È tempo, mi permetto di sottolinearlo, che questi argomenti siano portati dalle amministrazioni ed agenzie competenti già oggi, intendo dire con urgenza, all'attenzione di un vasto dibattito cui la città deve sentirsi in dovere di partecipare, perché sono temi delicati, come lo sono quelli che delineano ed incidono sul futuro, sono complessi per la dimensione finanziaria e per l'impatto sociale, sono anche divisivi com'è corretto che possano essere. E non deve spaventare, anzi sollecitarci ed avviarci verso un dibattito ampio ed aperto: se ognuno si chiude nella cerchia dei propri interessi di bottega, se si cala nella propria trincea deciso a vendere cara la vita pur di non cambiare pensiero e posizione, allora non ci sarà dibattito e confronto, con le conseguenze facilmente comprensibili. E la scommessa di territorio avanzato ed industrializzato, in un momento di trasformazione, non può limitarsi alla manutenzione dell'esistente ed a migliorarne l'efficienza, ma deve, attraverso lo scambio di informazioni, di suggestioni, del confronto delle idee, alimentare e saper attrarre i nuovi saperi. Non riuscire a cogliere e a sedimentare le tracce di una propria innovazione creativa, far emergere dannose barriere, porta al rischio della perdita della propria specificità, di diventare un luogo che insegue e rielabora il passato anziché rigenerarlo. Alla fine, non uscire dai cliché e restare nella trappola dei luoghi comuni vuol dire aver rinunciato a confrontarsi con i nuovi.

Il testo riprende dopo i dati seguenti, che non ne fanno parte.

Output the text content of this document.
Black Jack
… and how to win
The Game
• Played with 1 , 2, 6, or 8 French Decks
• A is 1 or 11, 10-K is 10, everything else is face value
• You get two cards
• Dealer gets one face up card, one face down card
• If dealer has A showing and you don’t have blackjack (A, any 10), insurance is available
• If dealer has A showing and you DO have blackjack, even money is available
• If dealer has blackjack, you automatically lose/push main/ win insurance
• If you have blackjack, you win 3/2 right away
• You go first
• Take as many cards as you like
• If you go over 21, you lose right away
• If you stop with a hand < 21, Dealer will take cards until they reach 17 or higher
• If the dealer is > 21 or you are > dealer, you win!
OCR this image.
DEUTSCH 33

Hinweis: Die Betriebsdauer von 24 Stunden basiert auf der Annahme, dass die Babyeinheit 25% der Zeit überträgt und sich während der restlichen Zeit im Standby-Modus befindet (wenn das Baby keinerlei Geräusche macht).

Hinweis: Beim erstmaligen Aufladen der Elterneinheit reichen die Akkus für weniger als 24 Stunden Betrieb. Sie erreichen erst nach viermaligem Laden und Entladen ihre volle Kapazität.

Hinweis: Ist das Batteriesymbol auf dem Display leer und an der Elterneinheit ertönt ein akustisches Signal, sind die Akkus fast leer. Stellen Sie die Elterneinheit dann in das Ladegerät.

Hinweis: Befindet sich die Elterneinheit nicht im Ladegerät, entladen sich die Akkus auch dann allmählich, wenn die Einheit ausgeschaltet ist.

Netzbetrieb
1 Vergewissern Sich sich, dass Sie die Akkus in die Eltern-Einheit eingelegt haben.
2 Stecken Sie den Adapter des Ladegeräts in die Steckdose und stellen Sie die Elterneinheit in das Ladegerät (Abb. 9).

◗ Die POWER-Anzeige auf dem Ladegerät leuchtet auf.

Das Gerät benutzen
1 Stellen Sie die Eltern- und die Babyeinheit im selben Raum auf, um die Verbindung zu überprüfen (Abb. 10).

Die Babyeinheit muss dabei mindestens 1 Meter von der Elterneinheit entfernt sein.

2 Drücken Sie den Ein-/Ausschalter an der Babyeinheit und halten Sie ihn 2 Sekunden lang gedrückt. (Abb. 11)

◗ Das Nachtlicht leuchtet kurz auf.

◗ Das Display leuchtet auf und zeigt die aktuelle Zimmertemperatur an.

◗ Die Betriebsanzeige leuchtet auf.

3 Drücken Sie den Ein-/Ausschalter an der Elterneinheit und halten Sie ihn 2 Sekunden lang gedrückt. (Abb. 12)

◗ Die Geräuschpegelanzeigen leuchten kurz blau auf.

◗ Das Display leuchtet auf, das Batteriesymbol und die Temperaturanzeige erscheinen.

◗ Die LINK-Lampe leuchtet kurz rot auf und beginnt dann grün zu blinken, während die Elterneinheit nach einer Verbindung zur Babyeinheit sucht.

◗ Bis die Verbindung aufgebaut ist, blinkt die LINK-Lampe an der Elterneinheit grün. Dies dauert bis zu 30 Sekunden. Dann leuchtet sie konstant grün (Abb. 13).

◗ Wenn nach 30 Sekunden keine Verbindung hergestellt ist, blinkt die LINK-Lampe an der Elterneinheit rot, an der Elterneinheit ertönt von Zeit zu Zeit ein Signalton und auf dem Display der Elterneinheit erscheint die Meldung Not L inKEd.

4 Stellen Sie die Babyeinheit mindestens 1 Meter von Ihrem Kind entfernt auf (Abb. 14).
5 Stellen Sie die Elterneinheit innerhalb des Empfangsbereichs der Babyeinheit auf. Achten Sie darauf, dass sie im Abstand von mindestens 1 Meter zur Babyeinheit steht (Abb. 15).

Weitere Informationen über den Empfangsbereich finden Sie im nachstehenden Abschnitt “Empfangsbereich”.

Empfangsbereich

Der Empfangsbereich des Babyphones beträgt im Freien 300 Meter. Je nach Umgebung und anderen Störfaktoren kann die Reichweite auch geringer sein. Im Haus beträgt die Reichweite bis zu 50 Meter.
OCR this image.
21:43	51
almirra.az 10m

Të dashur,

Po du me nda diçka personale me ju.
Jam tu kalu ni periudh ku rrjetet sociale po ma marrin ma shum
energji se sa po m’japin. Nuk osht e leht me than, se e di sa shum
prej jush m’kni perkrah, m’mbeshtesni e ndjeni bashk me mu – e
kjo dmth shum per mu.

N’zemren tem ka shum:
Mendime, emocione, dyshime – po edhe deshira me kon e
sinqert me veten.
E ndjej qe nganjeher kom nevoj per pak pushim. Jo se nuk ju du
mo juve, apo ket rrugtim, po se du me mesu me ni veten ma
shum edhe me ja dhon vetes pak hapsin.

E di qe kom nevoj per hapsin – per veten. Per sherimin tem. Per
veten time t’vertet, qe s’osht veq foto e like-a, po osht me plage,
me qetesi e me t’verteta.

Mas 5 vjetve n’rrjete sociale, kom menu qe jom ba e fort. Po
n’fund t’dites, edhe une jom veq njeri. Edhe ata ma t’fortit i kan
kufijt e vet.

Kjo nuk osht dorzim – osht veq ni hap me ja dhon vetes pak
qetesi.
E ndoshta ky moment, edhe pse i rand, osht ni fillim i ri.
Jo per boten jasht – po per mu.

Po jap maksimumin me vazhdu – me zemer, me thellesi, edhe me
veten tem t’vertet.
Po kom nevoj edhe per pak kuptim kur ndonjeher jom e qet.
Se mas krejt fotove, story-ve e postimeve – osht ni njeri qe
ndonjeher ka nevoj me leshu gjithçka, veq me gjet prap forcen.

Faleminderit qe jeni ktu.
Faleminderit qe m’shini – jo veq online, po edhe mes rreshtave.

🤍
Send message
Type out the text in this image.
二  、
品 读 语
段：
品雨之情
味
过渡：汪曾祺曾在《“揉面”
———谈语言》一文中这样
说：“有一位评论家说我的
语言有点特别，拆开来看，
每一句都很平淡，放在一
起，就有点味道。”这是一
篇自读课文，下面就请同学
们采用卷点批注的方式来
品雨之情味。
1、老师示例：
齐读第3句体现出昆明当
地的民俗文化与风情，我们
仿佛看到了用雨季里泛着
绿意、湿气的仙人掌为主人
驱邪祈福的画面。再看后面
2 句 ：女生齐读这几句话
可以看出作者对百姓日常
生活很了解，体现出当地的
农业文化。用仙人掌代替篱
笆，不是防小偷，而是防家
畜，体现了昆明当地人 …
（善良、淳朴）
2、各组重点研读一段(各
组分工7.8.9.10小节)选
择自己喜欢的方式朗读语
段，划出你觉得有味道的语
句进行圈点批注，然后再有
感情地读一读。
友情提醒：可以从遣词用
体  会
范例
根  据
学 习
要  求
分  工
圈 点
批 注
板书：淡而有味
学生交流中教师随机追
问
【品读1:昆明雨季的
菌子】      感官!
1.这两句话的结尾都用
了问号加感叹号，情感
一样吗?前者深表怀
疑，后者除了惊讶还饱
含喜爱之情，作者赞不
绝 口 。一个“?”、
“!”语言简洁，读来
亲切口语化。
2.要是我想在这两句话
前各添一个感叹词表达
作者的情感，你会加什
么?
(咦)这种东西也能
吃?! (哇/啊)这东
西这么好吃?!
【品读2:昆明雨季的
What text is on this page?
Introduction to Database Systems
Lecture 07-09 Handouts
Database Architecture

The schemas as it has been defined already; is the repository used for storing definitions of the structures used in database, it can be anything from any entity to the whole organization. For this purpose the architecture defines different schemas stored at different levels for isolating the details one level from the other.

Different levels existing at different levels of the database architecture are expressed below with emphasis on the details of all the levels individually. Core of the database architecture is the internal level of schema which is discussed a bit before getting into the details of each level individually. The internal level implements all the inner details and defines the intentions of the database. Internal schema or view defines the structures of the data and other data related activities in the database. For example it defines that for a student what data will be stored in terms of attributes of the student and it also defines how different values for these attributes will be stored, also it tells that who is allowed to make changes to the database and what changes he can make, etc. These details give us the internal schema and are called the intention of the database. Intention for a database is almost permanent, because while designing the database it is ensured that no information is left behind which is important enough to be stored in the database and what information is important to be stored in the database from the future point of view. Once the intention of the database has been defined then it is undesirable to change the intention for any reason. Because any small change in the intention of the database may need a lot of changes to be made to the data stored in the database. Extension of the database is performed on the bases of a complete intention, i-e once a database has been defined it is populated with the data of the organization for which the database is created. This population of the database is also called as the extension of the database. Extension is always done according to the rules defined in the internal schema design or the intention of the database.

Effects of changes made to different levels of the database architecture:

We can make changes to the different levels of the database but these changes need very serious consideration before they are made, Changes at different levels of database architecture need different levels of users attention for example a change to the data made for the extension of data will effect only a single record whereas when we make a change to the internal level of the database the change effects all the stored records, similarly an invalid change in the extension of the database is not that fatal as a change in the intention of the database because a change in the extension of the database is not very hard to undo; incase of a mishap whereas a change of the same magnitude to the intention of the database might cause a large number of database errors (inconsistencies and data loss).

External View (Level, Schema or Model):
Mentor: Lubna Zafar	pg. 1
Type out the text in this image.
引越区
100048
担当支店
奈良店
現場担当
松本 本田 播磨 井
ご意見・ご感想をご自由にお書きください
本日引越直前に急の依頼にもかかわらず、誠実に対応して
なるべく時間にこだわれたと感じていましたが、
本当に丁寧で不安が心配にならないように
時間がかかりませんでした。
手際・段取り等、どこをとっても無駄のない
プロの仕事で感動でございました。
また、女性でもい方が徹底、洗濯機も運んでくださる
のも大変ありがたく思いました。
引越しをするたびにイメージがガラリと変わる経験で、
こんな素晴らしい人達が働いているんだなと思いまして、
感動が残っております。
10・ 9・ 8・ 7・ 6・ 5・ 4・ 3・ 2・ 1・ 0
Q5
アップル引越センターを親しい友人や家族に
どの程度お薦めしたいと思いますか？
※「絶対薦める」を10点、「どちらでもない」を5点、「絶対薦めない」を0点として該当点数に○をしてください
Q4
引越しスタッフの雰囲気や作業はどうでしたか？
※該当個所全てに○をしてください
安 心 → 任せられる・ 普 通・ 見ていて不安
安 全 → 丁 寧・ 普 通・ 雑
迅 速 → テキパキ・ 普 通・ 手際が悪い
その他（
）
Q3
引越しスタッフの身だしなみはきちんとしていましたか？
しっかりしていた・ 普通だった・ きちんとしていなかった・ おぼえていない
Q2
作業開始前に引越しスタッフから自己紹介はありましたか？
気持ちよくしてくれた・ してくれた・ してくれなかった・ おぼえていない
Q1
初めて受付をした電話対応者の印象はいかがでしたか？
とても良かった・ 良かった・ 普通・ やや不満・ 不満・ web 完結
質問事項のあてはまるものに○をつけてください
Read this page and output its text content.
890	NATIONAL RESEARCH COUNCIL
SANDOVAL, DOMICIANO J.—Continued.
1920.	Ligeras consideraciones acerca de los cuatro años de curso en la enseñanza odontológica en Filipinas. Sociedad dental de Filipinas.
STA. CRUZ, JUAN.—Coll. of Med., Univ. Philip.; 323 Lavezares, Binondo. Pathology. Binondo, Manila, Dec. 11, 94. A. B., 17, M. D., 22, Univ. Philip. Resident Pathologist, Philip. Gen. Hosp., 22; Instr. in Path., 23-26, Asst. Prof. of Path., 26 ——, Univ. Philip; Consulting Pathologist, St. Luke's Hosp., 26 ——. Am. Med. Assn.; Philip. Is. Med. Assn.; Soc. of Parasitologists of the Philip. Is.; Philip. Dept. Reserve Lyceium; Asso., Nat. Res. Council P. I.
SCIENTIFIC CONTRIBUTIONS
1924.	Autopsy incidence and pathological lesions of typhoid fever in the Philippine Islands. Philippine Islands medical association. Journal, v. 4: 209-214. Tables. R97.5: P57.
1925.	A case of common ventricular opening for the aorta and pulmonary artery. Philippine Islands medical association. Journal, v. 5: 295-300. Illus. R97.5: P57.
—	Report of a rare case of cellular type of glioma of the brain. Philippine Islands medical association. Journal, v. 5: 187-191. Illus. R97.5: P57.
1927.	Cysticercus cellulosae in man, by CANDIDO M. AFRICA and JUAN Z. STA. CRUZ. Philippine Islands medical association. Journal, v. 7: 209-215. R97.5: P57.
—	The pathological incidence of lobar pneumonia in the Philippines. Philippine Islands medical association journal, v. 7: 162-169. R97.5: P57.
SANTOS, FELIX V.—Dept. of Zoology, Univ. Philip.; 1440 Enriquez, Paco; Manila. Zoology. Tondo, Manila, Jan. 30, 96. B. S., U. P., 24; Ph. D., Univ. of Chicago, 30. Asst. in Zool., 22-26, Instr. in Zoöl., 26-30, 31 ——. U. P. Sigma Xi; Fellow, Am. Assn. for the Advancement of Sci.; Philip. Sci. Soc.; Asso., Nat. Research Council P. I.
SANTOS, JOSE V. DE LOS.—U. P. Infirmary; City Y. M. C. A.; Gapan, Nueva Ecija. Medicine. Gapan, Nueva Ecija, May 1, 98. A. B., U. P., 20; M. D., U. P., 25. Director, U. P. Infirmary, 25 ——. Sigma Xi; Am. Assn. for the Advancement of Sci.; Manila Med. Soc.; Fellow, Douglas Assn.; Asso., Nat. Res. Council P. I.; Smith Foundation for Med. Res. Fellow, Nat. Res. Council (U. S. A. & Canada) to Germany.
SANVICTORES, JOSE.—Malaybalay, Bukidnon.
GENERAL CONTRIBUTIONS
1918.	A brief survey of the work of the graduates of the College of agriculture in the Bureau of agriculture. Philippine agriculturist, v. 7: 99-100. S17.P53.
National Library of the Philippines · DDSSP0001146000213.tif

Questo richiama il momento e la responsabilità delle decisioni che non possono essere demandate ai tecnici, ma vanno affrontate da politici preparati, con documentata esperienza di gestione, con la capacità e il coraggio di saper prendere decisioni non sempre popolari sull'immediato. E nella nostra città ci sono curricula di questo livello! È cosi che il sindaco della città, chiamato a trasformare il consenso raccolto in decisione e sollecitato a tradurre la decisione nella realtà che suggerisce nuova appartenenza, che diventa leader progettuale.

Parma, il territorio di Parma, ha bisogno di muoversi, di una scossa dopo un lungo periodo di attesa in cui ha prima corretto le gravi ferite di colpevoli errori, poi si è specchiato nell'autoreferenzialità del luminoso passato ripercorso durante i due anni che ha visto Parma Capitale della cultura che ci deve aver fatto riflettere e capire che abbiamo utilizzato un passato fatto riemergere.

Ora siamo noi chiamati a rispondere ad una banale, ma impegnativa domanda: che cosa sappiamo aggiungere al patrimonio che abbiamo ereditato? Qual è il lascito che i nostri posteri ci riconosceranno per quanto abbiamo fatto e per il quale ci dovrebbero ringraziare?